Monday, December 26, 2011

In the Woods

Rob Ryan has finally attained his dream job as detective on the Dublin Murder Squad. He's got the wardrobe, the loyal partner, and the sarcastic attitude that all say that he's made it... until the day that he and his partner, Cassie Maddox, randomly get assigned to a case that may destroy the life that Rob has created. It's the rape/murder case of Katy Devlin, a 12-year-old girl found in the Dublin suburb of Knocknaree. Twenty years previous, there was another criminal case in that same neighborhood, in that same wood. Twenty years ago, three children went into the wood to play, as per their usual routine. Two--Peter and Jamie--were never seen again, and the third child, Adam Robert Ryan, was found clinging to a tree in terror, unable to remember what had happened to his friends. The case had been closed for years, no leads were found, Adam became Rob, moved away and grew up, and no one but his trusted partner knows the secret trauma of his past. Will Katy's murder shed light on Rob's own case? Will his memory from that long ago day return to help him or to haunt him? Or will the truth remain locked away in Rob's memory forever? 

The book begins with Rob's warning to the reader: "What I am telling you, before you begin my story, is this--two things: I crave truth. And I lie." Shiver me timbers! We could have a case of an Unreliable Narrator here and we know it right off the bat--from the get-go--straight from the horse's mouth! (Are those enough idioms for you?) At the tender age of twelve, I first felt the sting of the betrayal of an unreliable narrator in an Agatha Christie book. I won't reveal the title, for fear that I will ruin the book for any of you mystery lovers out there, but let's just say that in one of Dame Agatha Christie's mysteries, the narrator is the killer! Oh, the horror! 

The Unreliable Narrator is still an idea so intriguing and horrifying to me that as soon as I read Rob's disclosure, I felt anew a shiver of anxiety. But I determined that my heart had recovered enough from its prepubescent betrayal to read In the Woods. I was ready to trust again. And even though Rob warned me about his predilection to lie--and even though he told me not to--I fell in love with him anyway.  Despite his chain smoking, heavy drinking, and damaged psyche, I couldn't resist his tall ranginess, his loner vibe, and his image of bad-ass cop.

I bought this book on vacation and described it to Nathan in a book "show-and-tell," the likes of which he must frequently endure. (It's an even trade; I have to listen to detailed descriptions of hunting implements and expeditions.) But anyway, this "show-and-tell" must have enticed him, because Nathan stole the book, disappeared for three days with it and returned it to me, disgruntled. When I finished it, I wasn't disgruntled, although I survived some severe emotional devastation along the way. So for any of you readers out there--in order to avoid a similar disgruntlement with this delicious book--here's my disclosure to remember along with Rob's: don't be too sucked in to the blurb on the back cover. This isn't so much the story of the boy "gripping a tree trunk in terror, wearing blood-filled sneakers"--but rather, it's the story of the man that boy became: his flaws and fears, his mistakes and triumphs.

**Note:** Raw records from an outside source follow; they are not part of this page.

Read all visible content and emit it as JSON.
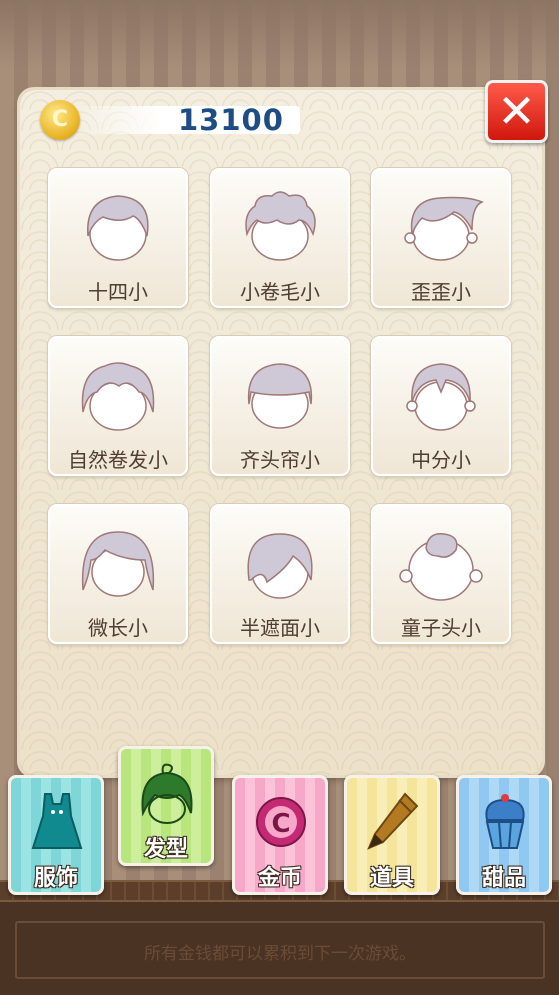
{
  "coins": {
    "value": "13100"
  },
  "close_label": "✕",
  "hairstyles": [
    {
      "label": "十四小",
      "icon": "hair-short-icon"
    },
    {
      "label": "小卷毛小",
      "icon": "hair-curly-icon"
    },
    {
      "label": "歪歪小",
      "icon": "hair-side-swept-icon"
    },
    {
      "label": "自然卷发小",
      "icon": "hair-natural-curl-icon"
    },
    {
      "label": "齐头帘小",
      "icon": "hair-straight-bangs-icon"
    },
    {
      "label": "中分小",
      "icon": "hair-middle-part-icon"
    },
    {
      "label": "微长小",
      "icon": "hair-medium-long-icon"
    },
    {
      "label": "半遮面小",
      "icon": "hair-half-cover-icon"
    },
    {
      "label": "童子头小",
      "icon": "hair-child-tuft-icon"
    }
  ],
  "tabs": [
    {
      "label": "服饰",
      "icon": "dress-icon",
      "color": "#7fd6d8"
    },
    {
      "label": "发型",
      "icon": "hair-icon",
      "color": "#b9e57d",
      "active": true
    },
    {
      "label": "金币",
      "icon": "coin-c-icon",
      "color": "#f7a8c8"
    },
    {
      "label": "道具",
      "icon": "pencil-icon",
      "color": "#f5e59a"
    },
    {
      "label": "甜品",
      "icon": "cupcake-icon",
      "color": "#8fc8f0"
    }
  ],
  "notice": "所有金钱都可以累积到下一次游戏。"
}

Tana French writes exquisitely. I was completely enthralled by Rob's narrative voice and by the cadence and beauty of her words. French created a can't-put-it-down story, but the depth of the characters and the freshness of the dialogue equal the quality of the plot. And that's a rare and wonderful thing. Two of my favorite passages:

The girls I dream of are the gentle ones, wistful by high windows or singing sweet old songs at a piano, long hair drifting, tender as apple blossom. But a girl who goes into battle beside you and keeps your back is a different thing, a thing to make you shiver. Think of the first time you slept with someone, or the first time you fell in love: that blinding explosion that left you crackling to the fingertips with electricity, initiated and transformed. I tell you that was nothing, nothing at all, beside the power of putting your lives, simply and daily, into each other's hands. 

I know I said that I always choose the anticlimactic over the irrevocable, and yes of course what I meant was that I have always been a coward, but I lied: not always, there was that night, there was that one time.

Nathan's Grade: 3/5 stars. Awesome until the ending, which was disappointing.

My Grade: 4/5 stars. Interesting story, but the true treasure was the depth of character development and the exquisite writing. This would be a great pick for a book club, because even days after finishing it, I'm still pondering and wondering.